31 Jan , 2025 By : Debdeep Gupta
Kalyan Jewellers India Limited shares gained as much as 10 per cent in early trading on Friday, January 31, following its Q3FY25 results announcement on Thursday.
At 10:07 am, the shares of Kalyan Jewellers India Limited were trading at Rs 484.70 apiece, 10 per cent higher.
Kalyan Jewellers reported a strong performance for Q3FY25, with consolidated net profit rising 21 per cent year-on-year to Rs 218.82 crore, up from Rs 180.61 crore in the same quarter last year. Revenue surged 39.5 per cent to Rs 7,286.88 crore, compared to Rs 5,223.08 crore in Q3FY24.

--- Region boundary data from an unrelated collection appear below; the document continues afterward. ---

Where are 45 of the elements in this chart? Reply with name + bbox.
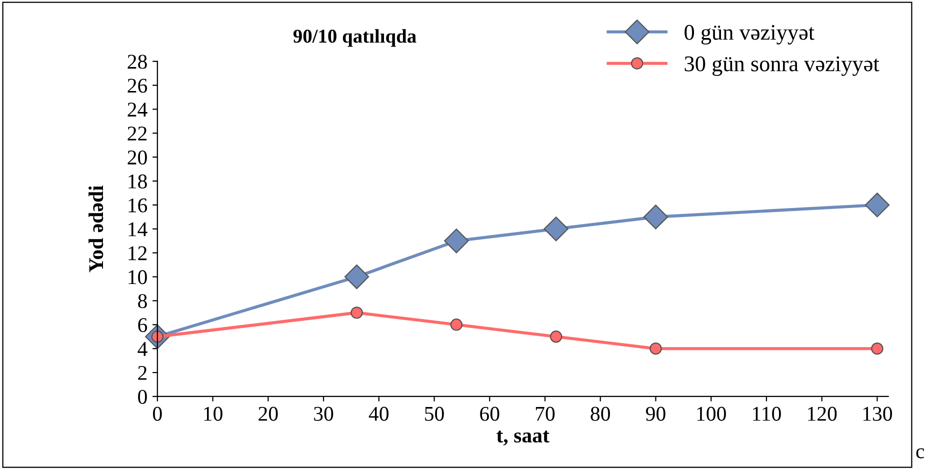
- point: [544, 216, 568, 242]
- x-tick-label: 50: [425, 406, 444, 421]
- y-tick-label: 10: [128, 270, 147, 284]
- point: [864, 192, 890, 218]
- point: [450, 318, 463, 331]
- point: [350, 306, 363, 319]
- y-tick-label: 4: [138, 342, 148, 356]
- y-tick-label: 16: [128, 198, 148, 212]
- x-tick-label: 120: [808, 406, 837, 421]
- y-tick-label: 6: [138, 318, 148, 332]
- x-tick-label: 100: [697, 406, 726, 421]
- x-tick-label: 60: [480, 406, 500, 421]
- x-tick-label: 70: [536, 406, 555, 421]
- x-tick-label: 40: [368, 406, 389, 421]
- x-tick-label: 0: [153, 406, 162, 421]
- y-tick-label: 26: [128, 78, 148, 93]
- x-tick-label: 80: [590, 406, 610, 421]
- x-axis-title: t, saat: [496, 430, 550, 446]
- point: [550, 330, 562, 343]
- text: c: [916, 448, 924, 458]
- x-tick-label: 20: [258, 406, 278, 421]
- legend-label: 0 gün vəziyyət: [684, 24, 814, 44]
- y-tick-label: 14: [128, 222, 148, 236]
- point: [650, 342, 662, 355]
- point: [444, 228, 469, 254]
- x-tick-label: 30: [314, 406, 334, 421]
- y-tick-label: 28: [128, 54, 147, 69]
- y-tick-label: 2: [138, 366, 147, 380]
- x-tick-label: 90: [646, 406, 666, 421]
- chart-title: 90/10 qatılıqda: [293, 29, 416, 47]
- point: [344, 264, 370, 290]
- y-tick-label: 12: [128, 246, 147, 260]
- y-axis-title: Yod ədədi: [88, 186, 104, 272]
- y-tick-label: 18: [128, 174, 147, 188]
- y-tick-label: 22: [128, 126, 147, 140]
- point: [871, 342, 884, 355]
- y-tick-label: 0: [138, 390, 147, 404]
- x-tick-label: 130: [863, 406, 892, 421]
- y-tick-label: 8: [138, 294, 147, 308]
- point: [643, 204, 668, 230]
- legend-label: 30 gün sonra vəziyyət: [684, 56, 880, 76]
- x-tick-label: 10: [204, 406, 222, 421]
- x-tick-label: 110: [753, 406, 781, 421]
- y-tick-label: 24: [128, 102, 148, 116]
- y-tick-label: 20: [128, 150, 147, 165]
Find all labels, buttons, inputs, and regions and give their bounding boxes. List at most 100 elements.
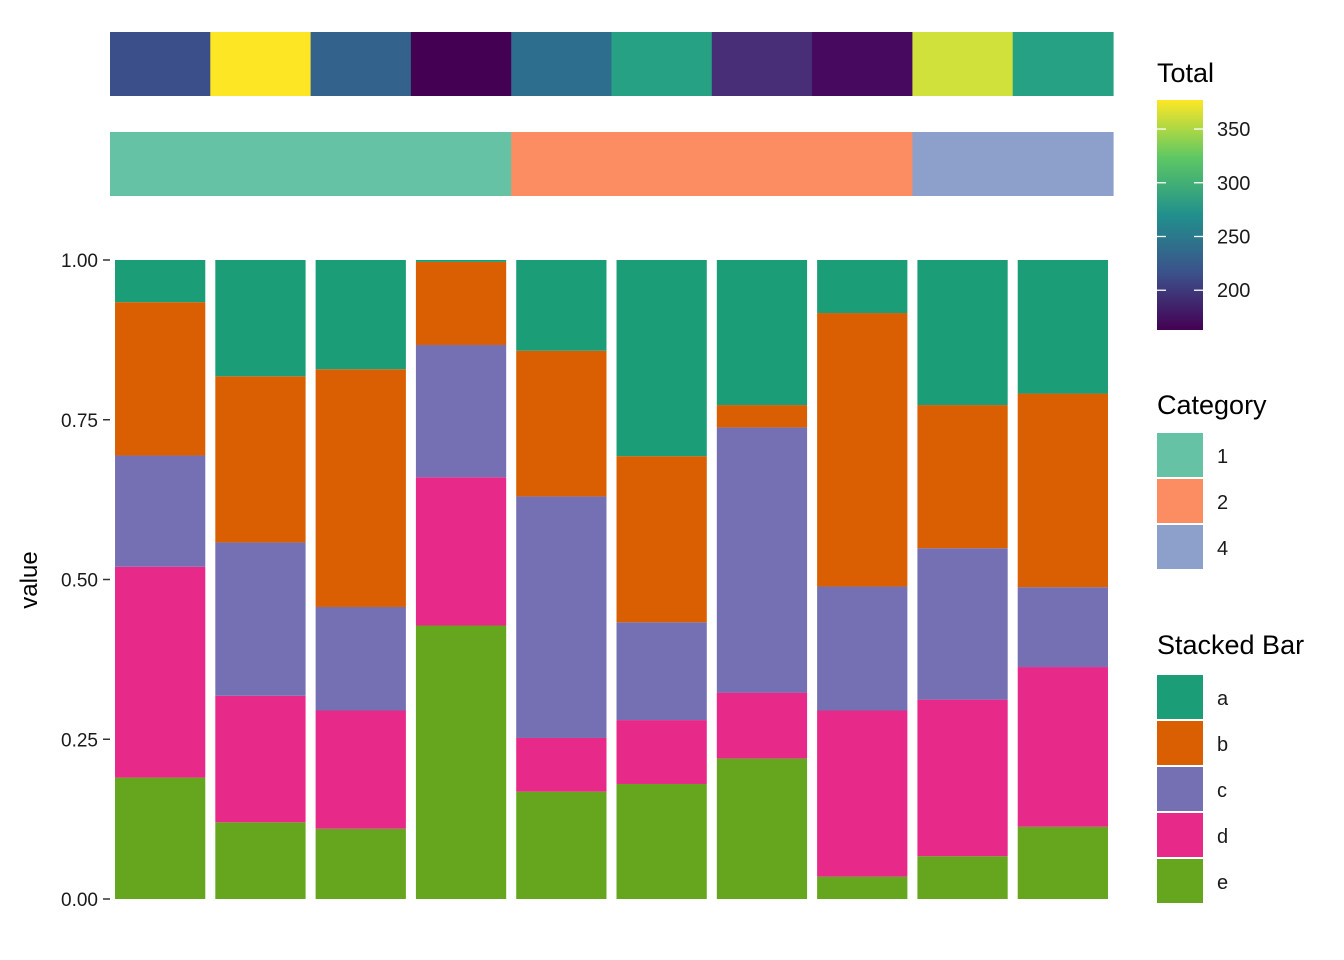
category-legend-label: 1: [1217, 446, 1228, 468]
total-cell-10: [1012, 32, 1114, 96]
bar-segment-b-6: [616, 456, 707, 623]
bar-segment-d-4: [415, 477, 507, 626]
category-legend-label: 2: [1217, 492, 1228, 514]
y-axis: 0.00 0.25 0.50 0.75 1.00: [61, 251, 110, 911]
bar-segment-b-7: [716, 405, 808, 428]
bar-segment-d-5: [516, 737, 607, 792]
stacked-legend-key-e: [1157, 859, 1203, 903]
category-legend-label: 4: [1217, 538, 1228, 560]
category-cell-9: [912, 132, 1014, 196]
bar-segment-e-5: [516, 791, 607, 899]
bar-segment-c-5: [516, 496, 607, 738]
bar-segment-c-9: [917, 548, 1008, 700]
total-cell-5: [511, 32, 613, 96]
category-legend-key-1: [1157, 433, 1203, 477]
stacked-legend-key-b: [1157, 721, 1203, 765]
bar-segment-e-1: [115, 777, 206, 899]
category-cell-4: [410, 132, 512, 196]
bar-segment-b-5: [516, 350, 607, 497]
bar-segment-a-7: [716, 260, 808, 406]
total-cell-8: [812, 32, 913, 96]
bar-segment-c-4: [415, 344, 507, 478]
bar-segment-c-8: [817, 586, 908, 711]
bar-segment-a-8: [817, 260, 908, 314]
bar-segment-c-3: [315, 606, 406, 711]
bar-segment-a-4: [415, 260, 507, 262]
total-legend-label: 200: [1217, 280, 1250, 302]
bar-segment-a-10: [1017, 260, 1108, 394]
total-cell-1: [110, 32, 211, 96]
stacked-legend-key-c: [1157, 767, 1203, 811]
total-cell-7: [711, 32, 813, 96]
category-cell-2: [210, 132, 312, 196]
category-cell-6: [611, 132, 713, 196]
total-legend-title: Total: [1157, 58, 1214, 88]
bar-segment-c-1: [115, 455, 206, 567]
stacked-legend-label: e: [1217, 872, 1228, 894]
bar-segment-e-7: [716, 758, 808, 899]
bar-segment-c-7: [716, 427, 808, 693]
bar-segment-a-1: [115, 260, 206, 303]
category-cell-3: [310, 132, 412, 196]
category-cell-7: [711, 132, 813, 196]
bar-segment-b-4: [415, 261, 507, 345]
stacked-legend-key-d: [1157, 813, 1203, 857]
category-legend-title: Category: [1157, 390, 1267, 420]
y-tick-label: 0.00: [61, 890, 98, 911]
category-cell-8: [812, 132, 913, 196]
bar-segment-d-1: [115, 566, 206, 778]
category-legend-key-4: [1157, 525, 1203, 569]
bar-segment-a-2: [215, 260, 306, 377]
stacked-bar-legend: Stacked Bar a b c d e: [1157, 630, 1304, 903]
total-cell-9: [912, 32, 1014, 96]
stacked-legend-title: Stacked Bar: [1157, 630, 1304, 660]
y-tick-label: 0.25: [61, 730, 98, 751]
bar-segment-a-6: [616, 260, 707, 457]
bar-segment-c-10: [1017, 587, 1108, 668]
category-annotation-track: [110, 132, 1114, 196]
bar-segment-e-8: [817, 876, 908, 899]
bar-segment-d-8: [817, 710, 908, 877]
bar-segment-b-9: [917, 405, 1008, 549]
bar-segment-d-3: [315, 710, 406, 829]
bar-segment-d-2: [215, 695, 306, 823]
stacked-legend-label: d: [1217, 826, 1228, 848]
bar-segment-e-10: [1017, 826, 1108, 899]
total-legend-label: 350: [1217, 119, 1250, 141]
total-cell-6: [611, 32, 713, 96]
y-tick-label: 1.00: [61, 251, 98, 272]
y-tick-label: 0.75: [61, 411, 98, 432]
bar-segment-b-3: [315, 369, 406, 607]
bar-segment-d-7: [716, 692, 808, 759]
bar-segment-d-10: [1017, 667, 1108, 827]
category-cell-1: [110, 132, 211, 196]
total-cell-2: [210, 32, 312, 96]
category-cell-5: [511, 132, 613, 196]
category-legend-key-2: [1157, 479, 1203, 523]
stacked-legend-key-a: [1157, 675, 1203, 719]
bar-segment-e-2: [215, 822, 306, 899]
y-tick-label: 0.50: [61, 571, 98, 592]
total-legend-label: 300: [1217, 173, 1250, 195]
bar-segment-e-3: [315, 828, 406, 899]
bar-segment-d-9: [917, 699, 1008, 857]
stacked-legend-label: a: [1217, 688, 1229, 710]
category-cell-10: [1012, 132, 1114, 196]
bar-segment-c-2: [215, 542, 306, 696]
total-cell-3: [310, 32, 412, 96]
bar-segment-a-3: [315, 260, 406, 370]
bar-segment-b-2: [215, 376, 306, 543]
stacked-legend-label: b: [1217, 734, 1228, 756]
total-annotation-track: [110, 32, 1114, 96]
bar-segment-c-6: [616, 622, 707, 721]
bar-segment-b-10: [1017, 393, 1108, 588]
total-cell-4: [410, 32, 512, 96]
stacked-bars: [115, 260, 1108, 899]
bar-segment-d-6: [616, 720, 707, 784]
bar-segment-b-1: [115, 302, 206, 456]
total-legend-label: 250: [1217, 226, 1250, 248]
bar-segment-e-6: [616, 783, 707, 899]
bar-segment-a-9: [917, 260, 1008, 406]
stacked-legend-label: c: [1217, 780, 1227, 802]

The company’s India operations saw a notable increase in profit after tax (PAT), reaching Rs 218 crore, up from Rs 168 crore in the previous year. Adjusting for the inventory loss due to a customs duty reduction, the PAT growth would be an impressive 54 per cent.

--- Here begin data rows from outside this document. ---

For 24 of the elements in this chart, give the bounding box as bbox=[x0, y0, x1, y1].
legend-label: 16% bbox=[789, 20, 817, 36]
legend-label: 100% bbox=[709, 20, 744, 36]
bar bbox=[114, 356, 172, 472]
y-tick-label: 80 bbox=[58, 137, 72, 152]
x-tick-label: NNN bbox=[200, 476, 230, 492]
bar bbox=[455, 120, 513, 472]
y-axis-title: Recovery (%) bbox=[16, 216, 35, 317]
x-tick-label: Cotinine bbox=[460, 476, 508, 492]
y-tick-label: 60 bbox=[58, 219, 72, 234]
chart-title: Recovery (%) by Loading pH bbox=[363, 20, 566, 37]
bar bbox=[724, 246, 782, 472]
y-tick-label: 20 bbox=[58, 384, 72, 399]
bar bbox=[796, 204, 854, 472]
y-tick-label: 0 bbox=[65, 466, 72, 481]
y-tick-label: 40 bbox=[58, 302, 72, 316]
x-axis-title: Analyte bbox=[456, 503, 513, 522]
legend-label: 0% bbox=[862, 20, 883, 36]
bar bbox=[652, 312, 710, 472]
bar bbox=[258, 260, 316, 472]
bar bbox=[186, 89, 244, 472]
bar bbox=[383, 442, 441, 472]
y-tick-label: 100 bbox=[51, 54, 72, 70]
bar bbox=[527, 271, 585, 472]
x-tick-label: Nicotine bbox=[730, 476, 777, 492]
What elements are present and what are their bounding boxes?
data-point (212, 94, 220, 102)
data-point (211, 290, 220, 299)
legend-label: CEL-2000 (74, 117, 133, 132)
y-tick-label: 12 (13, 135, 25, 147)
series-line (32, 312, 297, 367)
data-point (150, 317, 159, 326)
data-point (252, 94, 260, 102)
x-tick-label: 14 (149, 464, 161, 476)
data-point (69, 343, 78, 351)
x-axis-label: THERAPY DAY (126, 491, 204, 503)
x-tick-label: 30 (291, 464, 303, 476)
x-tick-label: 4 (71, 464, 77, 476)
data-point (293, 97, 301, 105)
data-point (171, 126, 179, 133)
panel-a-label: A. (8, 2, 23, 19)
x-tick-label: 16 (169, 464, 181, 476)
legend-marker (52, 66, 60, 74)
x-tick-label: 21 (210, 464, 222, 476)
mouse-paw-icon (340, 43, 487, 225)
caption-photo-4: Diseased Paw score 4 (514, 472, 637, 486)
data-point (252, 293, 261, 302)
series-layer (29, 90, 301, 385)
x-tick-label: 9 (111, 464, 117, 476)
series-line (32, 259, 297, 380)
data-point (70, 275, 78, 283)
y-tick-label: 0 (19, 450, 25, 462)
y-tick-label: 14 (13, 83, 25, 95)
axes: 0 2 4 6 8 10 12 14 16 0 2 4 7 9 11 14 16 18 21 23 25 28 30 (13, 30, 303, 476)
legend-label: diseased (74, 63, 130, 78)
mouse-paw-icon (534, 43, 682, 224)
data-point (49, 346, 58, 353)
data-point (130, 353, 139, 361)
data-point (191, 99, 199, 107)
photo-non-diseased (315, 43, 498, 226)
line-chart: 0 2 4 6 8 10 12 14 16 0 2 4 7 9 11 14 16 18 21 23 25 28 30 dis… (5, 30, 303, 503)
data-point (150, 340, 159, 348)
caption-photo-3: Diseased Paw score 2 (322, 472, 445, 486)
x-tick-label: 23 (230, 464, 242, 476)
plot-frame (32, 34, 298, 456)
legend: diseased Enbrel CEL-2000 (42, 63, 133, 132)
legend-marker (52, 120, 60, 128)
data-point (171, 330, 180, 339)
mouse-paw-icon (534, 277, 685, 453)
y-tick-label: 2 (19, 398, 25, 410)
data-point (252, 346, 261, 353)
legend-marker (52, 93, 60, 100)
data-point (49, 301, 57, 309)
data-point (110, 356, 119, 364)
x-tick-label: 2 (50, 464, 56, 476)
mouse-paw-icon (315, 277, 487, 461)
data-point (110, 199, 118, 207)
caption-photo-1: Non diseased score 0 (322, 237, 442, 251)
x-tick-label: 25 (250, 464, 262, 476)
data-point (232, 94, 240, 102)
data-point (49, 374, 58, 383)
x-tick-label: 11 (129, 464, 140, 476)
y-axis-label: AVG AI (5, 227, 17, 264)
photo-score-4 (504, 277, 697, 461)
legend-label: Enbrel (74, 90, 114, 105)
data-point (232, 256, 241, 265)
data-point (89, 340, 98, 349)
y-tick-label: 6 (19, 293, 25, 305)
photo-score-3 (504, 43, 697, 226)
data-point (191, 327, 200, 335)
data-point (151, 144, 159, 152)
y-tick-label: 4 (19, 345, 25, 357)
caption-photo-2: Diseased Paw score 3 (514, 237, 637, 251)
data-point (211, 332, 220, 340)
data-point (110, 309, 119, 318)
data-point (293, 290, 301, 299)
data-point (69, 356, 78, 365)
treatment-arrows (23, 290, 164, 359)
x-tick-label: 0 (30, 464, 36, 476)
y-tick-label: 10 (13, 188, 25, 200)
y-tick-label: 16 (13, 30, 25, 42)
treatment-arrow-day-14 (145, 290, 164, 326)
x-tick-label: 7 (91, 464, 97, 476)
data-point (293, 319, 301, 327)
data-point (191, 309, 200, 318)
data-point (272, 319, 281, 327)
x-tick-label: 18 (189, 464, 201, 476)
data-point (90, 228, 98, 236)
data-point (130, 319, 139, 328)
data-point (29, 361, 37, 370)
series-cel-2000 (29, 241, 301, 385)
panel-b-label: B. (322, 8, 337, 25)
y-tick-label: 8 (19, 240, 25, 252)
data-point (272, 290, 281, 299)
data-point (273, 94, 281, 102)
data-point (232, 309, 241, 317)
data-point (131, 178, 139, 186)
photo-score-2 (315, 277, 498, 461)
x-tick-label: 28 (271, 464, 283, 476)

Despite the sharp 40 per cent decline in the stock price this month, Kalyan Jewellers’ shares have now hit the upper circuit limit after the announcement of these results.

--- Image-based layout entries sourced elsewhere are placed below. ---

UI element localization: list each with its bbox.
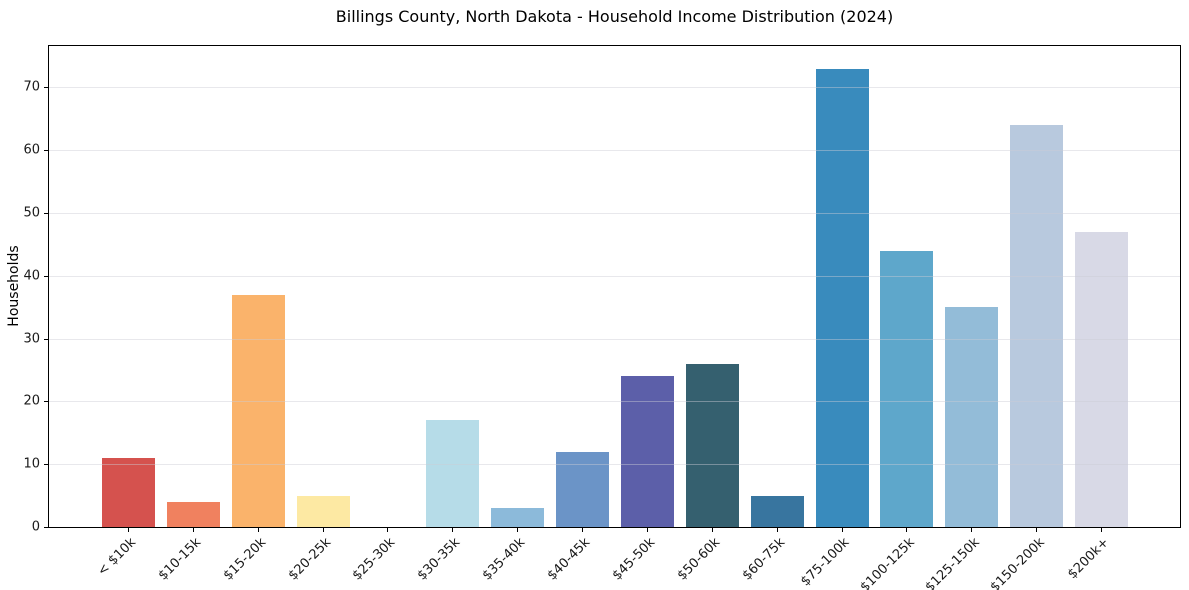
bar-40-45k	[556, 451, 610, 527]
x-tick-mark	[387, 528, 389, 532]
y-tick-mark	[44, 527, 48, 528]
y-tick-label: 30	[23, 331, 40, 347]
bar-20-25k	[296, 495, 350, 527]
bar-125-150k	[945, 307, 999, 527]
y-tick-label: 10	[23, 456, 40, 472]
x-tick-mark	[582, 528, 584, 532]
x-tick-mark	[257, 528, 259, 532]
bar-60-75k	[750, 495, 804, 527]
bar-150-200k	[1010, 125, 1064, 527]
y-tick-mark	[44, 87, 48, 89]
y-tick-label: 60	[23, 142, 40, 158]
bar-35-40k	[491, 508, 545, 527]
x-tick-label: $60-75k	[739, 535, 788, 584]
x-tick-mark	[906, 528, 908, 532]
x-tick-label: $150-200k	[987, 535, 1048, 590]
x-tick-mark	[841, 528, 843, 532]
x-tick-label: $125-150k	[922, 535, 983, 590]
x-tick-label: $15-20k	[220, 535, 269, 584]
y-tick-label: 0	[31, 519, 40, 535]
x-tick-mark	[1036, 528, 1038, 532]
bar-30-35k	[426, 420, 480, 527]
bar-10-15k	[166, 501, 220, 527]
chart-title: Billings County, North Dakota - Househol…	[335, 7, 894, 26]
x-tick-label: $10-15k	[155, 535, 204, 584]
y-tick-mark	[44, 338, 48, 340]
x-tick-label: $40-45k	[544, 535, 594, 584]
x-tick-label: $45-50k	[609, 535, 659, 584]
y-tick-label: 20	[23, 393, 40, 409]
bar-200k	[1075, 231, 1129, 527]
x-tick-mark	[452, 528, 454, 532]
y-tick-mark	[44, 401, 48, 403]
bar-15-20k	[231, 294, 285, 527]
x-tick-mark	[322, 528, 324, 532]
bar-75-100k	[815, 68, 869, 527]
bar-45-50k	[620, 376, 674, 527]
bars-layer	[49, 46, 1180, 527]
x-tick-label: $25-30k	[350, 535, 399, 584]
y-tick-label: 40	[23, 268, 40, 284]
y-tick-label: 70	[23, 79, 40, 95]
x-tick-label: $75-100k	[798, 535, 853, 590]
x-tick-mark	[1101, 528, 1103, 532]
y-axis-label: Households	[6, 245, 22, 327]
x-tick-mark	[646, 528, 648, 532]
x-tick-label: $50-60k	[674, 535, 723, 584]
bar-50-60k	[685, 363, 739, 527]
y-tick-mark	[44, 213, 48, 215]
x-tick-mark	[128, 528, 129, 532]
x-tick-mark	[517, 528, 519, 532]
y-tick-mark	[44, 275, 48, 277]
x-tick-label: $20-25k	[285, 535, 334, 584]
x-tick-label: $200k+	[1065, 535, 1113, 583]
x-tick-label: $30-35k	[414, 535, 464, 584]
plot-area	[48, 45, 1181, 528]
x-tick-label: $35-40k	[479, 535, 529, 584]
x-tick-label: < $10k	[95, 535, 140, 580]
y-tick-mark	[44, 150, 48, 152]
bar-100-125k	[880, 250, 934, 527]
x-tick-mark	[971, 528, 973, 532]
x-tick-mark	[776, 528, 778, 532]
x-tick-mark	[711, 528, 713, 532]
x-tick-label: $100-125k	[857, 535, 918, 590]
y-tick-label: 50	[23, 205, 40, 221]
x-tick-mark	[192, 528, 194, 532]
bar-10k	[102, 457, 155, 527]
y-tick-mark	[44, 464, 48, 466]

Ramesh Kalyanaraman, executive director, of Kalyan Jewellers India, said about the earnings for Q3FY25, “We are extremely excited with the way the current year has progressed. The current quarter has started well despite the volatility in gold prices. We are upbeat about the ongoing wedding season and expect to end the financial year on a strong note. We are on track for the launch of 30 Kalyan showrooms and 15 Candere showrooms in India during the current quarter."
During the earnings conference call for Q3FY25, Kalyan Jewellers management indicated that EBITDA margins may decline in the near term due to the company’s focus on expanding its FOCO (Franchise Owned, Company Operated) model. However, following debt repayments, Kalyan Jewellers plans to resume expansion of company-owned stores starting in FY27. The management expects the revenue share between franchise-owned and company-owned stores to reach a balanced 50:50 by FY27. Candere’s revenue is expected to reach Rs 1,000 crore within the next three to four years. EBITDA margins are expected to stabilize at around 6 per cent by FY27.